Baci has beautiful hazel green eyes. When will they settle in to the color they're destined to be?


----------



## Napria (May 17, 2015)

Picture (because I'm on an ipad)


----------



## Molly120213 (Jan 22, 2014)

Chocolate dogs have lighter pigmented eyes than other Havanese. That may just be the color eyes he will always have. Molly's eyes have always been dark brown.


----------



## Heather's (Jun 18, 2012)

Truffles is chocolate and her eyes were the same color as Baci's. It took several months before her eyes turned to dark amber.


----------



## Sassy's Mom (Feb 4, 2015)

Sassy is also a chocolate her eyes are light green and has been since I got her at 4 months.


----------



## Napria (May 17, 2015)

Ooh, Sassy's a white chocolate! I like her eyes. I hope Baci keeps his light eye color.


----------



## Sassy's Mom (Feb 4, 2015)

She had kept her eye color so Baci should keep his.

Nadine


----------



## Napria (May 17, 2015)

Just wanted to add this because you can see both eyes. I was thinking he would end up with brown eyes, so the hazel/green are a surprise. Now that I'm used to seeing them, I hope you're right and they stay this color, Nadine.


----------



## Molly120213 (Jan 22, 2014)

His eyes are beautiful!


----------



## Sassy's Mom (Feb 4, 2015)

His eyes are beautiful. I know why you want them to stay that color.

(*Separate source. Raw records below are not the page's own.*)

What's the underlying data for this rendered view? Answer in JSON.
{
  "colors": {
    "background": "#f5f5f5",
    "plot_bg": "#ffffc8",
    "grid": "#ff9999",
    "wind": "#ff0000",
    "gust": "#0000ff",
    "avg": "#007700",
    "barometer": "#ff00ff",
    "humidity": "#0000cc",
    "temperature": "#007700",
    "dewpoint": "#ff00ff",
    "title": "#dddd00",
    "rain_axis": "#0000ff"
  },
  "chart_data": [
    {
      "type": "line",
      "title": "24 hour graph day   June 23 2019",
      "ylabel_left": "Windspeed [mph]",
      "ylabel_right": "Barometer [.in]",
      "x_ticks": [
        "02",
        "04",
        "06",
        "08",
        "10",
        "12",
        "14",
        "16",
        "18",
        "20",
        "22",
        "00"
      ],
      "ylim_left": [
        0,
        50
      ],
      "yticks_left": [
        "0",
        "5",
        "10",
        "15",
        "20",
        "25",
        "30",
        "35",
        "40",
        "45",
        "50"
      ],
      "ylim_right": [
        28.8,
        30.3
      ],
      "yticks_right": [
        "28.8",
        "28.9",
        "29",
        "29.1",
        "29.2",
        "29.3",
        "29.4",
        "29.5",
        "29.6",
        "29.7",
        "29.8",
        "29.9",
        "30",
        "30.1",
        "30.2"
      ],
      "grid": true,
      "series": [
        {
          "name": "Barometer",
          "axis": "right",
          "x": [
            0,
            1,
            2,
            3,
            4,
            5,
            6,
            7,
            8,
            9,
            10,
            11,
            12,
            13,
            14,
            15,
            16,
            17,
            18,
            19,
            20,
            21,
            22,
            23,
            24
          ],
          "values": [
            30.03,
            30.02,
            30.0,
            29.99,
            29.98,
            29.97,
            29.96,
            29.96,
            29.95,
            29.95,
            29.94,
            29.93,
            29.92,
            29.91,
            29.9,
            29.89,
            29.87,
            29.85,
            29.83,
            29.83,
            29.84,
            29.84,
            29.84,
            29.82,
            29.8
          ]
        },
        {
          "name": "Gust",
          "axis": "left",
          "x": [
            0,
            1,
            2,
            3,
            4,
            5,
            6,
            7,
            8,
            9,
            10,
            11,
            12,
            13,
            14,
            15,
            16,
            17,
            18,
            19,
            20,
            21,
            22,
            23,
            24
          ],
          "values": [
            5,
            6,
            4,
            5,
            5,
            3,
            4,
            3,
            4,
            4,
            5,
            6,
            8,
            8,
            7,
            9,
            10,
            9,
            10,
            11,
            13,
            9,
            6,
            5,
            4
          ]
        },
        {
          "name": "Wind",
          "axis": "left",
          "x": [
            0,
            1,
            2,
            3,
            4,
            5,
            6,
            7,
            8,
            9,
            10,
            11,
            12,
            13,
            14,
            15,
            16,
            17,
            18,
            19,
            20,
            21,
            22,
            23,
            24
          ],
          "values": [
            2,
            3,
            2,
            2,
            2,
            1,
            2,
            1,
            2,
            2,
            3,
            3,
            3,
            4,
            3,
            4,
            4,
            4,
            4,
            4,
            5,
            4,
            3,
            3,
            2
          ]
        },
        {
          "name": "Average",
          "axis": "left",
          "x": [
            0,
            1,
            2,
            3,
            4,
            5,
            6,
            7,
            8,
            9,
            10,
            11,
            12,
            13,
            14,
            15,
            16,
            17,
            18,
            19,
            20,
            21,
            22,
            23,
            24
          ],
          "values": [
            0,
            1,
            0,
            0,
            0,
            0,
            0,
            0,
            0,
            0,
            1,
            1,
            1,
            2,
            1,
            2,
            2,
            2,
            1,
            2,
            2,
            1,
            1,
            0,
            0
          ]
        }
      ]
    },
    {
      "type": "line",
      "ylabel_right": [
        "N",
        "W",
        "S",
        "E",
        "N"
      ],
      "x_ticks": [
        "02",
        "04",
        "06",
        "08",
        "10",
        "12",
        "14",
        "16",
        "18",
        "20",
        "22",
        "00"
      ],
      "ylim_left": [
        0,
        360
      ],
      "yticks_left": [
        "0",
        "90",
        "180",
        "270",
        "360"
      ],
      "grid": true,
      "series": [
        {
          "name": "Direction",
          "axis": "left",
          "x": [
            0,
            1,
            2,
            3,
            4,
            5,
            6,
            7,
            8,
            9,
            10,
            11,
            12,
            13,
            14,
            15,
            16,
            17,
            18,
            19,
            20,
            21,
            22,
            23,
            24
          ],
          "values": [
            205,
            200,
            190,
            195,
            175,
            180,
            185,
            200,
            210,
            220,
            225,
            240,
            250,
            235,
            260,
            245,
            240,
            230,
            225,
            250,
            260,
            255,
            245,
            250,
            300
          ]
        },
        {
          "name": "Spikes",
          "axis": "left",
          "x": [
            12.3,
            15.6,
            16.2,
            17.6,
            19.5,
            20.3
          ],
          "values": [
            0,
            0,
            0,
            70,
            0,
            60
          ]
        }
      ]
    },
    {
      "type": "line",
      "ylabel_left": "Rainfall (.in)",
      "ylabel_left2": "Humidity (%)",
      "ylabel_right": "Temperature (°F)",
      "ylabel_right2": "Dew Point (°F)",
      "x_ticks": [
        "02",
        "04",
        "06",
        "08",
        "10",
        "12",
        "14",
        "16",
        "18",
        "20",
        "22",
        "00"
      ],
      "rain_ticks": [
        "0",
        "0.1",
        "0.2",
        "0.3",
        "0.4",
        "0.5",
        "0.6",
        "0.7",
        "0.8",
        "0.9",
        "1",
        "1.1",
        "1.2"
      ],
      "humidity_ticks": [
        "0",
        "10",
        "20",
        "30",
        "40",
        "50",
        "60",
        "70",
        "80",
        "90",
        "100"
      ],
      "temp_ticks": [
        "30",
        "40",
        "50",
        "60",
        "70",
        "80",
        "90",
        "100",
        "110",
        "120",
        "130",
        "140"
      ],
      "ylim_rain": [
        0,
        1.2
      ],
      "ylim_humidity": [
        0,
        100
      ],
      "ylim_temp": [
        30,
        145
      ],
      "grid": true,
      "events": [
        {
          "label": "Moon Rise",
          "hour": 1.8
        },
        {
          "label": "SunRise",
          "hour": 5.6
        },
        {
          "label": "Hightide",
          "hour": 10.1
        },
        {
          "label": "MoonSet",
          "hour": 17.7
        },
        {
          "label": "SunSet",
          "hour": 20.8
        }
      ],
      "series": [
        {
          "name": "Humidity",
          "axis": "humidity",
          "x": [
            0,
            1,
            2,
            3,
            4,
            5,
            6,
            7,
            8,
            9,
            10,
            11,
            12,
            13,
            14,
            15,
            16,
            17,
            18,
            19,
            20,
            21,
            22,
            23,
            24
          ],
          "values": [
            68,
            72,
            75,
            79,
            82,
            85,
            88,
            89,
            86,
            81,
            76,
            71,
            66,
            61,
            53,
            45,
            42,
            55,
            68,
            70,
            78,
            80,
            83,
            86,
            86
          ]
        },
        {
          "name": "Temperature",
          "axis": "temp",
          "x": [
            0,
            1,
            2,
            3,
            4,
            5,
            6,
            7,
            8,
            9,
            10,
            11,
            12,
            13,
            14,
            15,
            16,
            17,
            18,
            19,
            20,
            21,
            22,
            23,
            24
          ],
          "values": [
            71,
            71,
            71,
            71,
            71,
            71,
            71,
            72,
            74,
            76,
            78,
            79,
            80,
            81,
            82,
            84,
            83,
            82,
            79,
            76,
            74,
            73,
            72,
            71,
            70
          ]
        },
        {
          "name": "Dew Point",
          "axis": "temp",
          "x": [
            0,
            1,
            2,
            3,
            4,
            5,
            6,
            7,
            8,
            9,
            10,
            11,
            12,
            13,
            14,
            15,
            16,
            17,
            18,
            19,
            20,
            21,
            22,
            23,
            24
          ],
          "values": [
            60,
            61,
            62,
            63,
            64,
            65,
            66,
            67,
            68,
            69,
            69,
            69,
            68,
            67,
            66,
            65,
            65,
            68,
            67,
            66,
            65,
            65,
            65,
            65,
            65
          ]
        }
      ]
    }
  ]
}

How old is he?

Nadine


----------



## Napria (May 17, 2015)

Thank you!

He's only 9 weeks old. (I'm still trying to figure out how to capture the ticker to put in my signature.)


----------



## Sassy's Mom (Feb 4, 2015)

I'm still trying to figure out a lot of things. 

Nadine


----------



## Savannah Kalista (Jul 1, 2015)

Beautiful eyes! ...and coloring!


----------



## Napria (May 17, 2015)

Sassy's Mom said:


> I'm still trying to figure out a lot of things.
> 
> Nadine


Lol!



Savannah Kalista said:


> Beautiful eyes! ...and coloring!


Thank you!


----------